All diese Festivitäten hätten 2009 auch ohne Designmonat eine Fortsetzung gefunden. Für die Bewerbung bei der United Nations Educational, Scientific and Cultural Organization ist das ein gutes Vorzeichen, wieder ein Punkt auf der To-Have-Liste abgehakt.
2005 wird das Creative Cities Network ins Leben gerufen, Buenos Aires war die erste Stadt, die sich das Label "City of Design" of die Brust heften darf. Das will auch die Stadt Graz und hat die Creative Industries Styria mit der Bewerbung um die Aufnahme der Stadt in das Netzwerk der UNESCO beauftragt. Laut Stadt erwirtschaften die Branchen der Kreativwirtschaft 1,5 Milliarden Euro an Bruttowertschöpfung im Großraum Graz. Rund 40.000 Arbeitsplätze in der Steiermark zählen zu den Kreativen.
Im Showroom Styria präsentieren Designer bis 26. April ihre Produkte, im Festivalzentrum im Hotel Weitzer gibt es bereits pink/silberne Designmonat-Einkaufstaschen und Kleider heimischer Modemacherinnen. Und auf dem Einkaufszettel notiert ist der Stocksale am 1. und 2. Mai (jeweils 9 - 19 Uhr, Innenhof der Minoriten, Mariahilferplatz, 8020 Graz).
Einen wahrlich vergänglichen Augenschmaus servieren die Cooks of Grind in der "Food Line" mit Experimental Cuisine Radikal.
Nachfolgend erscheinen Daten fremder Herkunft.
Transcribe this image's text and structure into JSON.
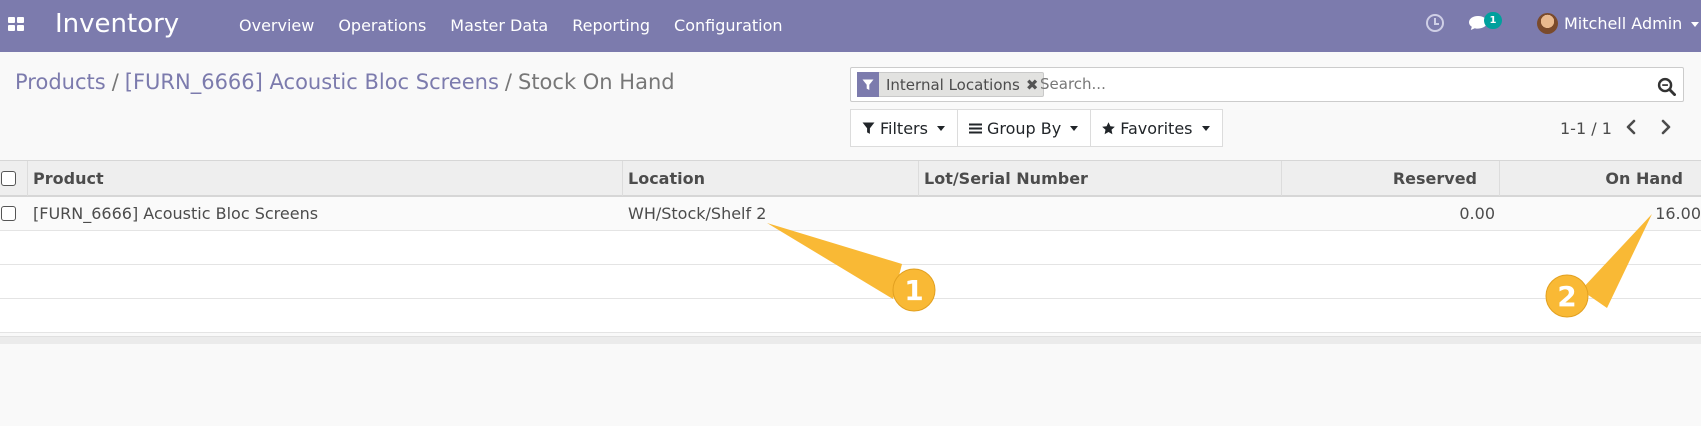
{
  "navbar": {
    "app_name": "Inventory",
    "menu": [
      "Overview",
      "Operations",
      "Master Data",
      "Reporting",
      "Configuration"
    ],
    "chat_badge": "1",
    "user_name": "Mitchell Admin"
  },
  "breadcrumb": {
    "items": [
      "Products",
      "[FURN_6666] Acoustic Bloc Screens"
    ],
    "separator": "/",
    "current": "Stock On Hand"
  },
  "search": {
    "facet": "Internal Locations",
    "facet_remove": "✖",
    "placeholder": "Search..."
  },
  "toolbar": {
    "filters": "Filters",
    "group_by": "Group By",
    "favorites": "Favorites"
  },
  "pager": {
    "value": "1-1 / 1"
  },
  "table": {
    "columns": [
      "Product",
      "Location",
      "Lot/Serial Number",
      "Reserved",
      "On Hand"
    ],
    "rows": [
      {
        "product": "[FURN_6666] Acoustic Bloc Screens",
        "location": "WH/Stock/Shelf 2",
        "lot": "",
        "reserved": "0.00",
        "on_hand": "16.00"
      }
    ]
  },
  "callouts": [
    "1",
    "2"
  ],
  "colors": {
    "navbar": "#7c7bad",
    "callout": "#f9b935",
    "badge": "#00a09d"
  }
}
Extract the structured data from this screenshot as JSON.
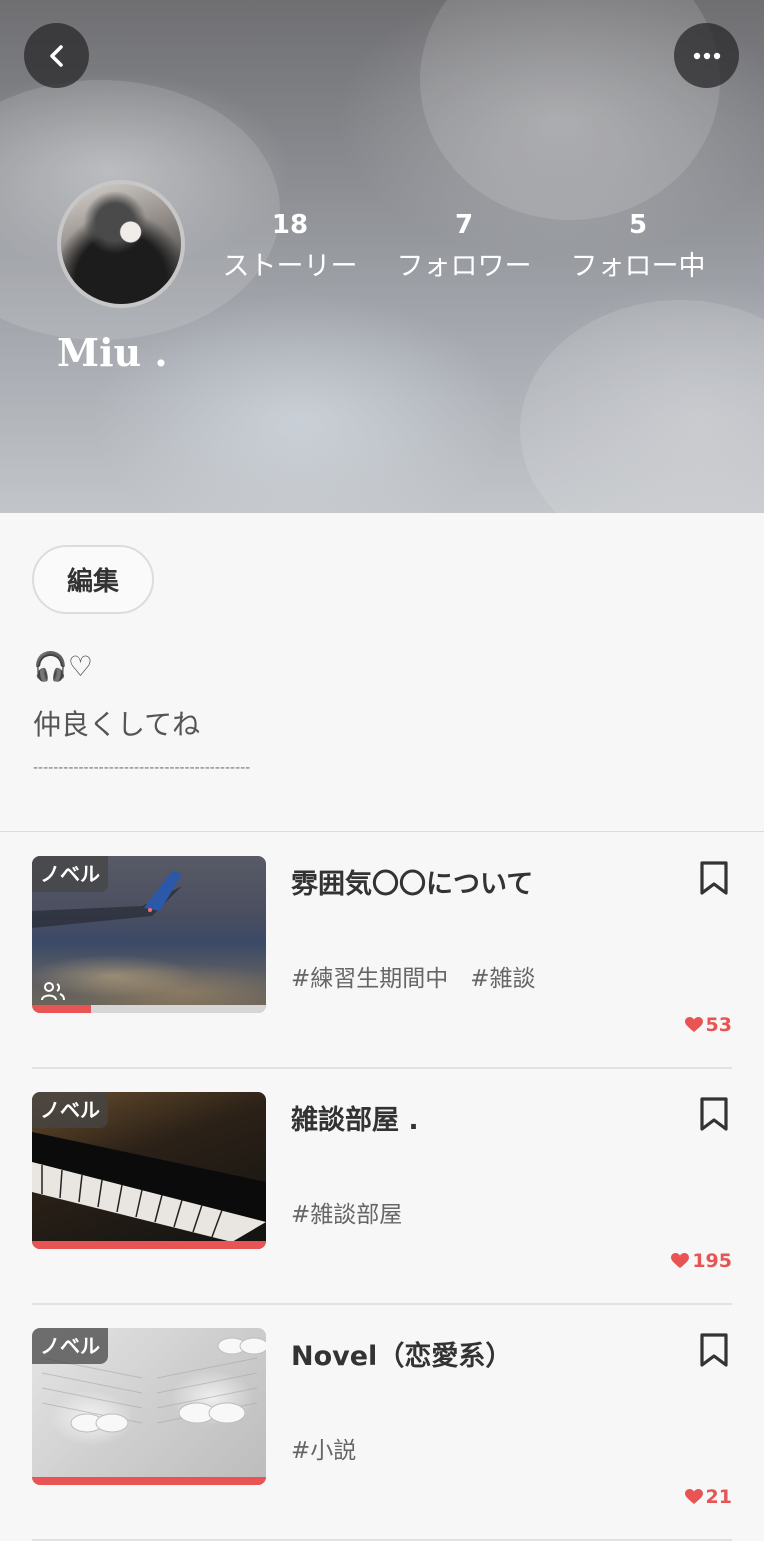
{
  "profile": {
    "name": "Miu .",
    "stats": [
      {
        "value": "18",
        "label": "ストーリー"
      },
      {
        "value": "7",
        "label": "フォロワー"
      },
      {
        "value": "5",
        "label": "フォロー中"
      }
    ],
    "edit_label": "編集",
    "bio_line1": "🎧♡",
    "bio_line2": "仲良くしてね",
    "bio_line3": "-------------------------------------------"
  },
  "stories": [
    {
      "badge": "ノベル",
      "title": "雰囲気〇〇について",
      "tags": [
        "#練習生期間中",
        "#雑談"
      ],
      "likes": "53",
      "progress": 0.25,
      "group_icon": "people-icon"
    },
    {
      "badge": "ノベル",
      "title": "雑談部屋 .",
      "tags": [
        "#雑談部屋"
      ],
      "likes": "195",
      "progress": 1.0
    },
    {
      "badge": "ノベル",
      "title": "Novel（恋愛系）",
      "tags": [
        "#小説"
      ],
      "likes": "21",
      "progress": 1.0
    }
  ],
  "colors": {
    "accent": "#e85454",
    "text": "#333333",
    "background": "#f7f7f7"
  },
  "icons": {
    "back": "chevron-left-icon",
    "more": "more-horizontal-icon",
    "bookmark": "bookmark-icon",
    "heart": "heart-icon"
  }
}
Einer der Cooks, Werner Reiser, hat übrigens vor einigen Wochen die Kombüse eröffnet. Am Stadtpark und nahe dem Künstlerhaus bereitet er "Chicken Dogs" und "Broken Wings" zu und mit ihrer Partyline steuert die Kombüse auf Erfolgskurs Richtung Auswegsschleuse zum Parkhouse.

Creative Industries Styria
Wenn schon endlich mal was los ist: immer mitten ins Gewühl. Ich äuge da zu Partykapitän Einöder, Galerie Ebensperger ahoi, und empfehle eine Lesung, die ausnahmsweise gar nichts mit dem Designmonat zu tun hat: Alice Schwarzer ist heute, 24. April, zu Gast im Literaturhaus Graz.